Cuatro de los siete imputados por una maniobra que afectó a dos comercios de San Juan fueron condenados en el marco de un juicio abreviado, tras admitir que engañaron a sus víctimas por casi $100.000.000. Se trata de Hugo Mario De los Ríos, Jorge Alberto Paz, Mauricio Jesús Altamirano y Ricardo Javier Martínez, quienes aceptaron una pena menor y recuperaron la libertad.
Los tres primeros recibieron 3 años de prisión condicional, mientras que Martínez fue condenado a 2 años y 6 meses. El acuerdo fue alcanzado entre las defensas y la fiscalía, representada por Duilio Ejarque, y luego homologado por el juez Alberto Caballero.

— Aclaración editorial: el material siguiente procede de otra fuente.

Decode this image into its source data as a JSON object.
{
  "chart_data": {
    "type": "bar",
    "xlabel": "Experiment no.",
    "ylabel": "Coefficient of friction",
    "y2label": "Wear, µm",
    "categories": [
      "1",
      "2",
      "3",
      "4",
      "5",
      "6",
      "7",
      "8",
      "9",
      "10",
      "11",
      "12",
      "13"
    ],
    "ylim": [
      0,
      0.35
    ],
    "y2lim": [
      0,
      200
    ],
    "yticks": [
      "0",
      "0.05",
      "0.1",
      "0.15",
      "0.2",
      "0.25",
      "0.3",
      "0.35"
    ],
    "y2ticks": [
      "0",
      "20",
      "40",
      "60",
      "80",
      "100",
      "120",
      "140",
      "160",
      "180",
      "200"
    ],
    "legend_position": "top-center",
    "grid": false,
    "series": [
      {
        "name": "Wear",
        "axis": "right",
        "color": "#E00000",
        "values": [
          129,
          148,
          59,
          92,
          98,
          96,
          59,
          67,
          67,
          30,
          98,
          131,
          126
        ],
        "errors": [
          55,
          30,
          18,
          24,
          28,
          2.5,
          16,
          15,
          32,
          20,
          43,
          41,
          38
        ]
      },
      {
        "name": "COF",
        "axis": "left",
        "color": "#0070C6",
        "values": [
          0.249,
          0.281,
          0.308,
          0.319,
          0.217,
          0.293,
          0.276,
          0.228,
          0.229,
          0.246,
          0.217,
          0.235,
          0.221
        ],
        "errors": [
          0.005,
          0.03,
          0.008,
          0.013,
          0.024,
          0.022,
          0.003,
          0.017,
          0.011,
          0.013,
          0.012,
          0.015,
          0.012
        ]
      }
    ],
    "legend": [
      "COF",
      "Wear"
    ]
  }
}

La resolución también dispuso que deberán cumplir reglas de conducta durante tres años, bajo supervisión del Patronato de Presos y Liberados, y con prohibición absoluta de acercamiento o contacto con las empresas damnificadas, Fase Electricidad y Color Shop. Según la acusación, se presentaban como empresarios vinculados a un supuesto proyecto de remodelación de una bodega de Albardón, relacionado con el denominado Circuito del Vino.
El resto de los detenidos, José Luis Olivares, Ariel Eduardo Castro y Gustavo Adrián Ortiz, continuará el proceso penal. La Investigación Penal Preparatoria fue fijada por el término de un año; Ortiz quedó con prisión preventiva por sus antecedentes penales, mientras que los otros dos recuperaron la libertad.
La maniobra habría comenzado a fines de noviembre de 2025 y se extendió hasta mediados de diciembre de ese año. De acuerdo con la investigación, los acusados simulaban representar a Bossaball S.A. y concretaban compras de materiales eléctricos y pinturas mediante e-checks fraudulentos o sin fondos, entregados antes de que los comercios verificaran la acreditación.
El perjuicio para Fase Electricidad fue de $61.817.158,62, mientras que Color Shop sufrió pérdidas por más de $35 millones. La suma de ambas operaciones elevó el daño económico a casi $100 millones.
Parte de la mercadería era llevada a la llamada Bodega Hidalgo, en Albardón, un inmueble abandonado desde hacía aproximadamente 20 años. Desde allí, los productos eran cargados nuevamente en camiones y camionetas para su traslado hacia Mendoza.
La querella, en representación de Color Shop, se opuso al juicio abreviado al considerar que las penas resultaban bajas frente a la magnitud del caso y que los hechos debían encuadrarse como asociación ilícita. Sin embargo, el planteo no prosperó y el juez homologó el acuerdo alcanzado.